【問196】知的財産管理技能検定2級 練習問題|出願・権利化戦略
知財実務 問15/19難易度B(標準)
問題文
外国での権利取得も視野に入れた出願戦略に関する記述として、最も適切なものはどれか。
- 1.パリ条約による優先権を主張できる期間は、特許・実用新案・意匠・商標のいずれについても6か月である。
- 2.特許協力条約(PCT)に基づく国際出願をすれば、その手続だけで世界各国の特許権が一括して付与される。

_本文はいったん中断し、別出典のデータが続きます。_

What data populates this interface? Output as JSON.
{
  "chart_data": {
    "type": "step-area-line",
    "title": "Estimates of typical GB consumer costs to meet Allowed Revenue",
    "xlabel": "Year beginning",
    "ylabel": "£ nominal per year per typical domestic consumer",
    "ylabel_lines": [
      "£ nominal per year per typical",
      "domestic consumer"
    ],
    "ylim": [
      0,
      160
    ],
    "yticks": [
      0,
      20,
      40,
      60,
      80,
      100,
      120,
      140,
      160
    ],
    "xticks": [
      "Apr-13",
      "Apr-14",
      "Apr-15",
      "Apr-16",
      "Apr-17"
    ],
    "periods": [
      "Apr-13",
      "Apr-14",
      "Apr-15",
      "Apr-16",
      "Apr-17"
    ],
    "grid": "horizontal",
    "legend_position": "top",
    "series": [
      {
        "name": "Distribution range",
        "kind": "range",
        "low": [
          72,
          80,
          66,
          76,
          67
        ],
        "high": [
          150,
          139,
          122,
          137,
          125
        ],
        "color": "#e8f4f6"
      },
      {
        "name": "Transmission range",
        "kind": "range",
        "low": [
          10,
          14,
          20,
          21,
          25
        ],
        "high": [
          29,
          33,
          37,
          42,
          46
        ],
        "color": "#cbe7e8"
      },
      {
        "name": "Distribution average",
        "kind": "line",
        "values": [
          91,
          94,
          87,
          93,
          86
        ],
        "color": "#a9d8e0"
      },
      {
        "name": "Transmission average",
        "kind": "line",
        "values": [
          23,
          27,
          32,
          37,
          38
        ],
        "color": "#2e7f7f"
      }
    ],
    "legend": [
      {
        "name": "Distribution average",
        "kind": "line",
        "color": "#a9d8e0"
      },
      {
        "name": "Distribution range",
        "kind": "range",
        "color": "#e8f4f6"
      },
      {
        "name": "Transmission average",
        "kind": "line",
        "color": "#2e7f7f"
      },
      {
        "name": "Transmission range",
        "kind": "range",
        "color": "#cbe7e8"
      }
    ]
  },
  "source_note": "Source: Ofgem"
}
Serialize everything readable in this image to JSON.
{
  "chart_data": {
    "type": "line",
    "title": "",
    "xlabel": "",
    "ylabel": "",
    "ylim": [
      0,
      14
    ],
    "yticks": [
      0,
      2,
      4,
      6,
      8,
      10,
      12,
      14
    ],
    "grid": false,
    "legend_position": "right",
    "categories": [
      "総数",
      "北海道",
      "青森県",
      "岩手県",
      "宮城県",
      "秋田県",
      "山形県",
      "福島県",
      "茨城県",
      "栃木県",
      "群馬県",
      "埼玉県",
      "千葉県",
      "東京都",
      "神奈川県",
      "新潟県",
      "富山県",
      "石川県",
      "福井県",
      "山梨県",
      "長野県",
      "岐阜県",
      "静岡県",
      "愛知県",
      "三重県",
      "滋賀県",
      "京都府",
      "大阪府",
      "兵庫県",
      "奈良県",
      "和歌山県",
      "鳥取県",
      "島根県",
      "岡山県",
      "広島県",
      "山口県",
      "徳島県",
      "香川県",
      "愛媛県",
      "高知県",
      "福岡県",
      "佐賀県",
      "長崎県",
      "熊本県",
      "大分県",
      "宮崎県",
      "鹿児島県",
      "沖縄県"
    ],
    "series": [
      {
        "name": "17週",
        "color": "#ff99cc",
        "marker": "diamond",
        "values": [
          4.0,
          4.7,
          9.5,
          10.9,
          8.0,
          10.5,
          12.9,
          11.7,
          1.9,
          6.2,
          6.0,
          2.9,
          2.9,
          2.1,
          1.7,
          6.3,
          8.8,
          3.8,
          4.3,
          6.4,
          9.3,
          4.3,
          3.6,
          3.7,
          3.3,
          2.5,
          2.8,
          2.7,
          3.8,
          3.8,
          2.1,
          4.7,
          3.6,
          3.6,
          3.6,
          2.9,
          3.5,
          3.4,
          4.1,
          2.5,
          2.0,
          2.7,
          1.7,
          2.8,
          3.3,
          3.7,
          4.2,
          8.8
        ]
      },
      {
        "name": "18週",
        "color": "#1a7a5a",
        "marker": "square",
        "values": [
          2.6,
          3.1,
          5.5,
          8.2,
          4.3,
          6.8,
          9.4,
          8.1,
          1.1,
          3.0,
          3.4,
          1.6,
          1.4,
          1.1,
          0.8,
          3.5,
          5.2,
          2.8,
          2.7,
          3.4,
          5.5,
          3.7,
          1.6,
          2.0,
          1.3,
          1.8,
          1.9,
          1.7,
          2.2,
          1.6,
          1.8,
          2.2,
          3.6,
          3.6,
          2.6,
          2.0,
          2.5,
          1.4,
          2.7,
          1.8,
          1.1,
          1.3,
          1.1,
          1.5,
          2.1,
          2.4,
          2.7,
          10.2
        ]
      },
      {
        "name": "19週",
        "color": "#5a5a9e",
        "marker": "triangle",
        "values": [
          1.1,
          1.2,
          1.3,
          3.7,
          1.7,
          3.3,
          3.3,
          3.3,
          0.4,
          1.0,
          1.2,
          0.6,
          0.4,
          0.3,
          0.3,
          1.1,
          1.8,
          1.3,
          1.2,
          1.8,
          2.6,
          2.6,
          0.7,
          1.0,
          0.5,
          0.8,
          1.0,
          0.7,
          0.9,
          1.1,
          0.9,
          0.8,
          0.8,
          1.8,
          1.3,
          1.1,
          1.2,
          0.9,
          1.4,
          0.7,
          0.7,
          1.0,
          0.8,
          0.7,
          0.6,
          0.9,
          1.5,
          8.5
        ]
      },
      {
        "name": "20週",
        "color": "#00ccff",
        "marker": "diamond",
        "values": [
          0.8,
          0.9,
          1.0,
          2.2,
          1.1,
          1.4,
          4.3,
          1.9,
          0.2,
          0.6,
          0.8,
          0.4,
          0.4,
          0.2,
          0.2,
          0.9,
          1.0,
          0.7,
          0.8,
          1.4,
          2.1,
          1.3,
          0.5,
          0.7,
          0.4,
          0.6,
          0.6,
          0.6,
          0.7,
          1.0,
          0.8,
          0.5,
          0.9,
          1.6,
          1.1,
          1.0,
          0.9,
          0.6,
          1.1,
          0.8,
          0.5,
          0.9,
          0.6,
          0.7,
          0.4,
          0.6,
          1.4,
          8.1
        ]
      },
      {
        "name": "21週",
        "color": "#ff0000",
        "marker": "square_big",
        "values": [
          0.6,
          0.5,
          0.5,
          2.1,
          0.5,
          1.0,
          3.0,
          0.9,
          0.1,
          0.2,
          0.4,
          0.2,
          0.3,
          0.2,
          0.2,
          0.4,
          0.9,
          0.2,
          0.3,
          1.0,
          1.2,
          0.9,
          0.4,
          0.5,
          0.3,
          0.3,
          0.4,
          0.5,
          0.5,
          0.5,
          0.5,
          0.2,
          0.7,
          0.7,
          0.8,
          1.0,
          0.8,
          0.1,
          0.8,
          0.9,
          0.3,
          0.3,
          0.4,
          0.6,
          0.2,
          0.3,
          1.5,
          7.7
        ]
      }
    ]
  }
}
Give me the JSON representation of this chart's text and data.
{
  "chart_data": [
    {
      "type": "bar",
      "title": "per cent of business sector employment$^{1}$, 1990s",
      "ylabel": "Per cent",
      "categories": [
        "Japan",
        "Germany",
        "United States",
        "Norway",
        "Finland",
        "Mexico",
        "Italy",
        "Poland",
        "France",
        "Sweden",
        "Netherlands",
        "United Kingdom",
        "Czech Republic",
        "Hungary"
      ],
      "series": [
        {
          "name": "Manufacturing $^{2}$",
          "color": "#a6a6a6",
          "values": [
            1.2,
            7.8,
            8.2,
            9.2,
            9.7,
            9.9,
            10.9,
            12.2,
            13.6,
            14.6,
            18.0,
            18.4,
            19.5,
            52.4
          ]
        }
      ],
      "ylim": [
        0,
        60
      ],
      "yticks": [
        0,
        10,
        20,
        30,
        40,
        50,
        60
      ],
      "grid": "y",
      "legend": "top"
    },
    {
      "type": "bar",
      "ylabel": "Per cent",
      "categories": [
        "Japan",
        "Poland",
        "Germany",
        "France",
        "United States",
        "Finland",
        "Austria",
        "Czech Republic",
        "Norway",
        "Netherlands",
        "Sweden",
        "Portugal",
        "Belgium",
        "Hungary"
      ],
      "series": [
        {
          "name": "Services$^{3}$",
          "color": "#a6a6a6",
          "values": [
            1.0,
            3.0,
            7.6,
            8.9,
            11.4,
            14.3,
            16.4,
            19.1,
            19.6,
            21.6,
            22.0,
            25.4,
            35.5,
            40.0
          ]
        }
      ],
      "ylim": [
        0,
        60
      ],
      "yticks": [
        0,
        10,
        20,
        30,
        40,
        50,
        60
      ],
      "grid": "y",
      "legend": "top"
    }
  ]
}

- 3.パリ条約による優先権を主張して特許出願をする場合、その優先期間は第一国出願の日から12か月である。
- 4.日本国内の先の出願に基づく国内優先権は、先の出願の日から2年以内であれば主張することができる。
解説
パリ条約による特許出願の優先期間は、第一国出願の日から12か月です(パリ条約4条C(1))。よって3が正しい。1について、優先期間は特許・実用新案が12か月、意匠・商標が6か月で、一律ではありません。2について、PCT国際出願は手続を一本化するもので、権利付与は各国の国内段階で行われ、世界共通の特許が一括付与されるわけではありません。4について、国内優先権の主張は先の出願の日から1年以内です(特許法41条1項)。